EL
MÚSICO QUE BURLÓ A LA MUERTE
La
maldad como burla en el imaginario de Jhon Jairo Zuluaga Londoño
Por Celedonio Orjuela
Por Celedonio Orjuela
Los
géneros del cuento y la poesía son como los hijos pródigos para las casas
editoriales que se ocupan del hipermercado, a quienes el rastreo del márquetin
les indica que lo único que lee el gran público es la novela; de ahí que sea
tan fácil encestar gato por liebre al desprevenido lector de cierta prosa de sonajero
que de verdaderas piezas de arte. Esto no es óbice para que los dos géneros
sigan su rumbo aunque en tiempos modernos pareciera que fuera un oficio
clandestino.
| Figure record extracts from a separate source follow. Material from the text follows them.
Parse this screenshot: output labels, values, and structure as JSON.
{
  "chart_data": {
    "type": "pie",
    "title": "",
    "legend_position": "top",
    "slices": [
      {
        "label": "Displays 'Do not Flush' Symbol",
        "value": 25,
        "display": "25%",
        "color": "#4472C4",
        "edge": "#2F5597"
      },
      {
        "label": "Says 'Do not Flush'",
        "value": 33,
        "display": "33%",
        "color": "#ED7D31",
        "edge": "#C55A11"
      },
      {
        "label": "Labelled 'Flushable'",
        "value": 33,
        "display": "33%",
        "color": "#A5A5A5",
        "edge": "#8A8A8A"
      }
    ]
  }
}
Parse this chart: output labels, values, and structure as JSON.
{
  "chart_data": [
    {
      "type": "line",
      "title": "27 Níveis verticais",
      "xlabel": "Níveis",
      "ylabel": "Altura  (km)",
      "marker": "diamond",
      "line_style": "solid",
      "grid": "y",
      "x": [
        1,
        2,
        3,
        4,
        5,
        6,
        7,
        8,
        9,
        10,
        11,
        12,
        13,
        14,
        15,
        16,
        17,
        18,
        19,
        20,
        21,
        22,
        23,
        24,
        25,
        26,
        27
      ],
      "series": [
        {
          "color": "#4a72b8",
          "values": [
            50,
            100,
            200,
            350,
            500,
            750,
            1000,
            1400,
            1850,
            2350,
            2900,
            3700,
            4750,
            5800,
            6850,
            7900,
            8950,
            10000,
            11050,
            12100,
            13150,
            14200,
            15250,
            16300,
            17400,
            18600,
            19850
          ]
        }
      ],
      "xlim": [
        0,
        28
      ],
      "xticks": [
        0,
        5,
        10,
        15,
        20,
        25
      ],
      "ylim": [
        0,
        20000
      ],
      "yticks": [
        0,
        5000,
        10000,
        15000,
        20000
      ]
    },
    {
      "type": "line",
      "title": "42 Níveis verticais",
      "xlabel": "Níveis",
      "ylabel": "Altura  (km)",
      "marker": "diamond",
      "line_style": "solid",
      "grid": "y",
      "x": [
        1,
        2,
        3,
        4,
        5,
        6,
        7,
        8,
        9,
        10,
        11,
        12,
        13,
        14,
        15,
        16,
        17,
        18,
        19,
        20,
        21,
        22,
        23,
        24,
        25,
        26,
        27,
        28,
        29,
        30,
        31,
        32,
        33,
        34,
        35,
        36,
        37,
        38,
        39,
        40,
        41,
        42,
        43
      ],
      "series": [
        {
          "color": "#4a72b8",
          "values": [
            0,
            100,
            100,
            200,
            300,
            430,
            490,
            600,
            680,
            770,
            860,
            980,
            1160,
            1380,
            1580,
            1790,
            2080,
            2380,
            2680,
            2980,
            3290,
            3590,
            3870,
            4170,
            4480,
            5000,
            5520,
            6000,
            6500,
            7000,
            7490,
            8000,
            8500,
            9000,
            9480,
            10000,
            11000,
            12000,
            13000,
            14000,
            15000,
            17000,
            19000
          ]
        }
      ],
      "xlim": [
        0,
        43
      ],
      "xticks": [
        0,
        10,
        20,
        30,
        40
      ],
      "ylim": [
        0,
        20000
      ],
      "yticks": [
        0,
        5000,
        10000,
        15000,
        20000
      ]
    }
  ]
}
Por fortuna a las dos formas las fortalece la tradición y
evolución tanto en forma como en contenido en el canon de la literatura y sus
nuevas manifestaciones.
No es
fácil sustraerse a la lectura de grandes cuentistas universales que han dejado huella
en un género tan cercano a la poesía, especialmente de la lírica que se escribe
en los tiempos que corren, rompiendo ciertos arbitrios de la tradición y la
sumerge en la prosa poética cercana al cuento corto, y el tiempo de lectura,
tanto que hoy se puede hablar de minificción, microrelato y minicuento, con sus
respectivos estudios académicos acompañados de sendas antologías que convalidan
esta forma corta de narrar y por tanto la frontera con la poesía es cada vez
más tenue. Incluso muchas veces con el aforismo, sin negar que las fronteras
existen.
En
Colombia la tradición cuentística se ha mantenido vigente como quiera que en
las diferentes etapas de la historia de este género, una o dos figuras ayudan a
configurar el parnaso de las letras colombianas. Una de las buenas antologías
de grata recordación, la compilada por Eduardo Pachón Padilla “Antología del
Cuento Colombiano”, publicada en 1959 y más recientemente el trabajo de Luz
Mary Giraldo: “Cuentos y relatos de la literatura colombiana” 2005, amén de
otros estudios que no es del caso mencionar aquí.
A Jhon
Jairo Zuluaga también le gusta narrar y lo hace tal vez por ser hijo de una
región cafetera, quizá la más dada a la oralidad en la que ayuda hasta el eco
de las montañas a reinventar sus orígenes, acompañados de diablos y otras
apariciones. En una selección de cuento que hice hace algunos años, publicado
con el nombre de “Ofrendas y
Tenciones”, decía El momento en el que en verdad declaramos al diablo nuestro enemigo, es
cuando hacemos la primera comunión. Es ahí en esa primera confesión ante el
presbítero, quien por demás se ríe de nuestros inocentes pecados, cuando el
demonio toma corporeidad de mil maneras. Desde ese momento cargamos al demonio
como ese intermediario entre lo mundano y lo absolutamente divino. Jhon
Jairo Zuluaga también en sus relatos juguetea con esa y otras apariciones o con
seres liliputienses que juguetean por las páginas, diablillos que driblan en el
rectángulo de futbol de la escuela, que escamotea a los normales, como una
visita de la muerte que llega a rochelear
como dirían en la zona cafetera; o el frío sabanero que a veces se transforma
en granizo y va quedando una escarcha que cubre los enseres de los afectados,
de allí brota una figura que cobra vida en medio de las lluvias e interroga
desde la trascendencia. O el mundo espectral que llevamos y nada mejor que
metaforizarlo con la figura del doble. Estas ensoñaciones ocurren en un espacio
rural, pero también citadino, al igual que la muerte que nos es tan molestamente
cercana a la idiosincrasia latinoamericana y antes de recibirla como una queja
o una maldición, vendría bien estar del lado de Elías Canetti en uno de sus aforismos: Todos los que aman la muerte terminan por
negarla:, aquí en estos relatos se la convoca, pero el autor nos propone burlarla en el juego de la
literatura, ese divertimento ocurre en El Músico que burló a la muerte.